Friday, February 8, 2013
12:00 AM
Michigan League Kalamazoo Room

At the start of the 21st century, conventional approaches to understanding transnational urbanism and the contemporary modern metropolis have become unsettled. The unprecedented hyper-growth of the sprawling mega-cities of the (so-called) Global South, coupled with the proliferation of post-industrial “shrinking cities” in the core areas of the world economy, has fundamentally altered the pace and form of global urbanism. Yet the dominant theories used to study cities remain largely tied to the urban experience of a handful of leading world-class cities of Europe and North America. There is a growing interest in re-conceptualizing the field of urban toward a less-deductive theoretical openness that seeks through comparison and contrast to account for the historical-spatial specificity of those cities which are “off the map.”

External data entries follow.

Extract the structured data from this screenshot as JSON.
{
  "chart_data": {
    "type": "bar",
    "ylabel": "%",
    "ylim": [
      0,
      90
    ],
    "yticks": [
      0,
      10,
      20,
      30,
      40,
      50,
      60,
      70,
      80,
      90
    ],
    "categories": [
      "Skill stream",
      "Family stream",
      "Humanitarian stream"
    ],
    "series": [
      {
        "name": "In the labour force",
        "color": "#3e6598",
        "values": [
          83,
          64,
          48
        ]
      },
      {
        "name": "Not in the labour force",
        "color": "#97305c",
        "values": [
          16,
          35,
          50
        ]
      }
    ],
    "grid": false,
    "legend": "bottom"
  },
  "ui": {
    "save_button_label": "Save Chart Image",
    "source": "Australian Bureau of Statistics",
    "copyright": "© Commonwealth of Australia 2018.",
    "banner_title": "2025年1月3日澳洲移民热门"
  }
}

Free & Open to the Public. Reception to follow.

Martin Murray (professor of urban planning, Taubman College of Architecture and Urban Planning) has been named a CICS International Security & Development Fellow for 2012-2013. His research interests are in urban geography, and his research and writing is interdisciplinary, or trans-disciplinary. He has worked extensively within the framework of historical sociology with archival collections in London and Oxford (England); Pretoria, Cape Town, and Johannesburg (South Africa); Harare (Zimbabwe); and Maputo (Mozambique). His most recent books, Taming the Disorderly City: Spatial Politics in Johannesburg after Apartheid (Cornell, 2008) and City of Extremes: The Spatial Landscape of Johannesburg (Duke University Press, 2011) rely on a kind of “traveling ethnographic” approach—a methodology that anthropologists have perfected.

He will develop and teach a course for the International Studies Program entitled “Challenges for Transnational Urban Development in the 21st Century” in Spring 2013. He will deliver a public lecture and publish an article in a forthcoming issue of the II Journal on the same theme.